Depuis le début du projet d’aménagement, la zone industrielle des Sables fait l’objet d’un suivi archéologique par l’Inrap (Institut National de Recherches Archéologiques Préventives). Les parcelles fouillées en 2008 et 2009 ont livré une découverte aussi inattendue qu’exceptionnelle. En effet, là où le diagnostic archéologique fait en 1997 avait cru reconnaître les traces d’un habitat de l’époque gallo-romaine, se trouvait en réalité une nécropole. Avec plusieurs centaines de sépultures et autres structures liées au déroulement des funérailles, cette nécropole s’est vite révélée l’une des plus importantes connues pour la région. Une partie du site a ainsi été fouillée, l’autre a bénéficié d’une mesure conservatoire par le Service Régional de l’Archéologie Lorraine pour empêcher sa destruction.

Vue en cours de fouille de la nécropole (photo Inrap)

La fin de la fouille en juillet 2009, loin de marquer l’arrêt des travaux des archéologues, a marqué le début de nouvelles recherches, tout aussi riches en découvertes. En effet, après la fouille, il a fallu laver, inventorier, identifier et étudier la totalité des vestiges. Anthropologue (restes humains), céramologue (vaisselle en céramique), carpologue (graines) et spécialistes des autres types d’objets manufacturés (en métal et en verre) ont analysé les milliers d’éléments recueillis lors de la fouille. Puis il a fallu croisé toutes ces informations pour tenter de restituer l’histoire de la nécropole.

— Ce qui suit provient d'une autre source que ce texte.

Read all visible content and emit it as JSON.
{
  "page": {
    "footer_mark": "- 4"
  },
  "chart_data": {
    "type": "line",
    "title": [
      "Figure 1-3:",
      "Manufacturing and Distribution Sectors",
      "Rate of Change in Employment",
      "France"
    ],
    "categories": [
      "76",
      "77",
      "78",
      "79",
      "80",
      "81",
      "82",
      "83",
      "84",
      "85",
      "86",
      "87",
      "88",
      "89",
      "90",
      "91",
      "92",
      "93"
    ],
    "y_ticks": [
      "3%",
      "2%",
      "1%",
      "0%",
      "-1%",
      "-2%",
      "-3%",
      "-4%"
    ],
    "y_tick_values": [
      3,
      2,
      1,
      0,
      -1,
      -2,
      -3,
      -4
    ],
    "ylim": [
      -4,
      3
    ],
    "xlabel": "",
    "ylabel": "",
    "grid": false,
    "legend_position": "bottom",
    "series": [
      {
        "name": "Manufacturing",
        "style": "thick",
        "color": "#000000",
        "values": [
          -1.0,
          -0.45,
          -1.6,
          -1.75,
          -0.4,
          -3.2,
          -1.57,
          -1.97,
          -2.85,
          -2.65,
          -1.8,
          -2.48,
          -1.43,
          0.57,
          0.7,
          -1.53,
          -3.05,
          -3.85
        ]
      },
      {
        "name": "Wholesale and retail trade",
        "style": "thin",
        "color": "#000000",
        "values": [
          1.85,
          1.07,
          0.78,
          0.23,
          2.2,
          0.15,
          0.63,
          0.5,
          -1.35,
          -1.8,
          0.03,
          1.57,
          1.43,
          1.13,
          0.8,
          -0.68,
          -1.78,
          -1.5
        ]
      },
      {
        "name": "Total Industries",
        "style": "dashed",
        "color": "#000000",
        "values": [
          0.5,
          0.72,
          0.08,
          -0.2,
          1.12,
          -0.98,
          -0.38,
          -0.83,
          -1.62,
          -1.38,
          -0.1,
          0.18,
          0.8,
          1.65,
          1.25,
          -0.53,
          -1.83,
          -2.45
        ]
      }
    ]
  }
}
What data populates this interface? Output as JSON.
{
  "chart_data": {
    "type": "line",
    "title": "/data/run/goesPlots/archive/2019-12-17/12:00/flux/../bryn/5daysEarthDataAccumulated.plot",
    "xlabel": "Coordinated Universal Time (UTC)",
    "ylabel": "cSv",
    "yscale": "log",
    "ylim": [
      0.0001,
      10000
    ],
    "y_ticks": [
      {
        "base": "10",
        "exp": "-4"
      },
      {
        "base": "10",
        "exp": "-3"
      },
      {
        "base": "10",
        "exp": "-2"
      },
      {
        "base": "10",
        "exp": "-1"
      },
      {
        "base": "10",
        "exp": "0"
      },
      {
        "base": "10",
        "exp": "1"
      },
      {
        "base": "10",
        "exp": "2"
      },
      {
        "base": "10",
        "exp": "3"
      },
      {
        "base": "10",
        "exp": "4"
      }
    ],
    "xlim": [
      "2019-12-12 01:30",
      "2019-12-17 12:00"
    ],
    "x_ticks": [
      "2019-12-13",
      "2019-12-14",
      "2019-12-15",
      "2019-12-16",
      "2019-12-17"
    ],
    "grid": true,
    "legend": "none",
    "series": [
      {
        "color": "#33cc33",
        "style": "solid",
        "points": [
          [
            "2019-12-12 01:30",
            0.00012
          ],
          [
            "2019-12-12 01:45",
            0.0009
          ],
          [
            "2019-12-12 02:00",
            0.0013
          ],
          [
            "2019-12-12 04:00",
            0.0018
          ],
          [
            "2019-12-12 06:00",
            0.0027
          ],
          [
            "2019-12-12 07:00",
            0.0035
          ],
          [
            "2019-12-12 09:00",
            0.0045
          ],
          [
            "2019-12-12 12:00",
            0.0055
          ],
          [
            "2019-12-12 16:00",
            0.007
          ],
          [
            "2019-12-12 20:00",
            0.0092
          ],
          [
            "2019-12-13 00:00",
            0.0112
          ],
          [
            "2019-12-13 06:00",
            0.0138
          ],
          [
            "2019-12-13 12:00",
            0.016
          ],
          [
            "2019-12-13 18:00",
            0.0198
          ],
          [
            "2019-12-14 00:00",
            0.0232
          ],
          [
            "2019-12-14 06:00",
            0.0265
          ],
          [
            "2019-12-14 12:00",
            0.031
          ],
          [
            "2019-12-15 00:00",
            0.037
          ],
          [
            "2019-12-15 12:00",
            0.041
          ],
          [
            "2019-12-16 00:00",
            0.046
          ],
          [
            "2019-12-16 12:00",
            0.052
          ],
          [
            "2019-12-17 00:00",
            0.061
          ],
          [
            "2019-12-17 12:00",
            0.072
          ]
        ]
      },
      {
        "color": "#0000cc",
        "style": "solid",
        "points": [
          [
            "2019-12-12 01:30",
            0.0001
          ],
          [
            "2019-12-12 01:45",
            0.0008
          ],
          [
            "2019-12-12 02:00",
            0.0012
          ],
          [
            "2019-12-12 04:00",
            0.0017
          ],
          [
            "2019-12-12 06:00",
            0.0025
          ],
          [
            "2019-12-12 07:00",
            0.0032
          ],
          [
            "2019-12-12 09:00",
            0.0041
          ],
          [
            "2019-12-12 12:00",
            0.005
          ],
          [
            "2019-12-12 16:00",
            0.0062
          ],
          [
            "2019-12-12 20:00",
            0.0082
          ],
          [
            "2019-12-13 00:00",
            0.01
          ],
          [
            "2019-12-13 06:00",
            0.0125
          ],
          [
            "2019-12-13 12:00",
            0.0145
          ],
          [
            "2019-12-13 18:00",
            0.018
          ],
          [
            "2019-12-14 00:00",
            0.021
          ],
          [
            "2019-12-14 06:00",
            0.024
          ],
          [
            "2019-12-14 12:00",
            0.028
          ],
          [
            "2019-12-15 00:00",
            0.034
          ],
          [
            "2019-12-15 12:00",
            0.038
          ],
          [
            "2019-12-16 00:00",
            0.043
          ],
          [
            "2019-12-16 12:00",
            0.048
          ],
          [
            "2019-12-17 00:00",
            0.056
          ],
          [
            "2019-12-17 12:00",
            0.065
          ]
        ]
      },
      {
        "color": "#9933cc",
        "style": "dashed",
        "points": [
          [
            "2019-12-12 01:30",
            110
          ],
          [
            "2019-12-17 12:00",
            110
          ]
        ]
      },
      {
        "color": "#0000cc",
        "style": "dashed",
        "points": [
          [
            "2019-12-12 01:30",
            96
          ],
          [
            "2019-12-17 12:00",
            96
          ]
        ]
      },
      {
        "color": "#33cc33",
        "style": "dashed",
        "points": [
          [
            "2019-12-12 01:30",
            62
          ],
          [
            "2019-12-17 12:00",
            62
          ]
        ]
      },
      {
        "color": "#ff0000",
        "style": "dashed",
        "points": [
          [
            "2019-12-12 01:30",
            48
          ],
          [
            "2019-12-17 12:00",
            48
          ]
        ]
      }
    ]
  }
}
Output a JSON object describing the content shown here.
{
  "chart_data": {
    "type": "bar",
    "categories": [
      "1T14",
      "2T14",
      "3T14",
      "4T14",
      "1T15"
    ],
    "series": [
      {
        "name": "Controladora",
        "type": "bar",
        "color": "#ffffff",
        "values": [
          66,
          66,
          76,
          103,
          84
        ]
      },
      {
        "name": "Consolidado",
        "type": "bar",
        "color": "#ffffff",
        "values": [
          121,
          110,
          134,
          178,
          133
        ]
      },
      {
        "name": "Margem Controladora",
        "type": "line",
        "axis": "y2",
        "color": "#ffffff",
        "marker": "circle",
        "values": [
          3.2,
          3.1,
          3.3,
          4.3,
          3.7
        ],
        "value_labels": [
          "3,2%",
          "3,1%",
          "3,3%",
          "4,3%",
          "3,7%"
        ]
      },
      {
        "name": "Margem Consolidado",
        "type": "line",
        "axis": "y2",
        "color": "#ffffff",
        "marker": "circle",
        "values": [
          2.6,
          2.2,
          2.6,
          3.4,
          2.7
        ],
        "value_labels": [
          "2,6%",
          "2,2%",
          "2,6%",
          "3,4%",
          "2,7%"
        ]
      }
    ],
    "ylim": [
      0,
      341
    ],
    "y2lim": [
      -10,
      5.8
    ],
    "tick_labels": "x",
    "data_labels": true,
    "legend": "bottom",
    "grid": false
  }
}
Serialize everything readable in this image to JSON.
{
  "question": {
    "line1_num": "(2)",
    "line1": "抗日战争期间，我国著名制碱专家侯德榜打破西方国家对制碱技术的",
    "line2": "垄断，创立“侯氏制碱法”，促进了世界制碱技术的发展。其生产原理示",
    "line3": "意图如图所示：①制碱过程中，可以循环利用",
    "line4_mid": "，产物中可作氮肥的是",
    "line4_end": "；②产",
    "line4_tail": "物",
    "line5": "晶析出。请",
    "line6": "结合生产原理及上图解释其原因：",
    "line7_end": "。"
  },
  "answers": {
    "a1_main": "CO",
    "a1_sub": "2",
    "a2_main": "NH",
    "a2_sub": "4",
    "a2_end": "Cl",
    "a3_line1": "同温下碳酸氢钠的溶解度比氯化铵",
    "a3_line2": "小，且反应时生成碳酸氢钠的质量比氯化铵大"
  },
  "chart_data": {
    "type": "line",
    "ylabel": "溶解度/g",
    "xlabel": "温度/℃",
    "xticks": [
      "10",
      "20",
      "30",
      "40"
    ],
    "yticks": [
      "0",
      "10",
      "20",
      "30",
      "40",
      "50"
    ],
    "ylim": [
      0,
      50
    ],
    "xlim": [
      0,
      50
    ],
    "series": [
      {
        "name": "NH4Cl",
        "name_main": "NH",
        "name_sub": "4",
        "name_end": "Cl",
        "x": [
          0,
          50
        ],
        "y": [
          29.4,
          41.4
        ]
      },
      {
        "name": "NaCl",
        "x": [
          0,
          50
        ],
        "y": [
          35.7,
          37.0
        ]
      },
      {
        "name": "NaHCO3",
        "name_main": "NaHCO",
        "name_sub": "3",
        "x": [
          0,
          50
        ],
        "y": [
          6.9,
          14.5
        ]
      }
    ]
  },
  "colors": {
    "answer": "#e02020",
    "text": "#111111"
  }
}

Nos indices les plus anciens font débuter l’histoire de la nécropole au milieu du Ier s. av. J.-C. Les Gaulois viennent tout juste de perdre leur indépendance et d’intégrer l’Empire Romain. A cette époque, le rite funéraire majoritaire est la crémation, à Rosières-aux-Salines comme dans le reste de l’Empire Romain, même si l’on peut observer des traditions régionales différentes. La fouille de la nécropole de la zone des Sables a permis de révélé toute la complexité des funérailles à l’époque romaine dans notre région. La découverte de deux bûchers permet ainsi d’affirmer que la crémation avait lieu dans l’espace de la nécropole. Comme le montrent les nombreuses traces de surexposition au feu relevées sur les objets, les restes d’os animaux incinérés et les graines carbonisés, de nombreux éléments accompagnaient les défunts sur le bûcher funéraire : vaisselle en céramique, en verre, objets en bois assemblés à l’aide de quincaillerie en fer, aliments (céréales, légumineuses, fruits, viande, pain, etc…). A l’issue de la crémation, qui devait durer plusieurs heures, et après refroidissement des cendres, les funérailles se poursuivaient par le ramassage et l’enfouissement des restes. Une partie des restes du défunt et des objets qui l’ont accompagné sur le bûcher était soigneusement disposée dans une petite fosse qui s’apparente, par le soin accordé à sa mise en scène, à une sépulture.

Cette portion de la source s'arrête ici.